Geçmişte 93-94’lerde de Kürtlere çok ağır yönelimler oldu ancak hükümetin veya iktidarın istediği şekilde şekillenmemişti. Burada ise bir şekillenmeye doğru gidiliyor. Yani iktidara göre her şeyi şekillendirmeye yönelik bir bakış egemen. Bu nedenle bunu biraz daha farklı, biraz daha sistematik ve biraz daha faturası ileride çok ağır bir şekilde ortaya çıkacak bir dönem olarak değerlendirmek lazım.

“Devletin bu süreci bozduğunu sabırla izlemek lazımdı”

‘Devlet zaman zaman küçük tavizler veriyor’ şeklindeki sözlerini hatırlattığımız Türk, bu tavizlerin daha çok nerede, nasıl ve hangi koşullarda olduğu sorumuza ise İmralı’daki görüşmelerden 7 Haziran’a uzanan sürece değinerek yanıt verdi:

Sayın Öcalan’la görüşmeler oldu, heyetler oldu, ilk giden heyette ben de vardım, daha sonra bunu arkadaşlarımız sürdürdü. “Bu süreci belli bir noktaya getirirsek, küçük de olsa bazı adımlar atarsak –çünkü büyük adımlar atmaya müsait bir yapı yok- acaba şiddet sarmalından Türkiye’yi farklı bir noktaya götürebilir miyiz?” gibi bir hesap vardı. Ancak 7 Haziran seçiminde kazanan Kürtler oldu ya da Kürt siyaseti daha güçlü bir şekilde çıktı 7 Haziran’dan. Bu, onları rahatsız etti, bu da süreci bitirmeye yönelik bir adımın atılmasını beraberinde getirdi ve 7 Haziran’dan sonra masa devrildi, görüşmeler sona erdirildi.

Meseleyi sadece iç politikayla sınırlamak da doğru değil. Bir tarafta Ortadoğu’daki gelişmeler, diğer tarafta içeride tamamen devlete hakim olma ve kontrol altına alma hevesi, bu sürecin tamamen tıkanmasına ve şiddet sarmalının devam etmesine neden oldu.

“Siyaseti dürüstçe yapmak lazım, kendi açımızdan da eksiklerimizi dile getirmemiz lazım” diyen Türk, diplomasideki eksikliklere dikkat çekerken, 7 Haziran’dan önce devletin süreci bitirme kararı verdiğini vurguladı.
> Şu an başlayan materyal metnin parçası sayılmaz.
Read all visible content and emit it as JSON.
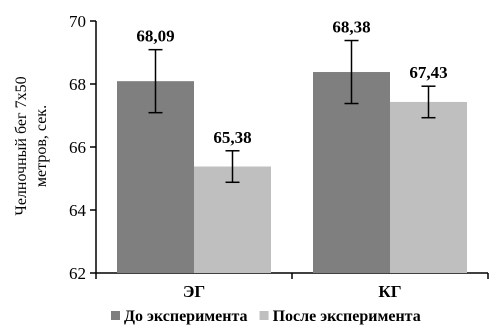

Kolombiya örneği ile durumu açıklayan Türk, bir FARC yetkilisinin “Kolombiya devleti üzerimize geldikçe biz dünyaya çağrı yapıyoruz, savaşmak isteyen biz değiliz” sözlerini anımsattı:

O (devlet) bitirdiği zaman bizim de reste rest yapmamızın bir anlamı yoktu. Devletin bu süreci bozduğunu sabırla izlemek lazımdı, halkın bunu görmesi lazımdı, hatta Türkiye halkı ve dünyanın bunu görmesi gerekiyordu. Meşru makul taleplerimiz olmasına rağmen devletin savaş naralarına sabırsızca yanıt verilmesini siyaseten bir eksik olarak görüyorum.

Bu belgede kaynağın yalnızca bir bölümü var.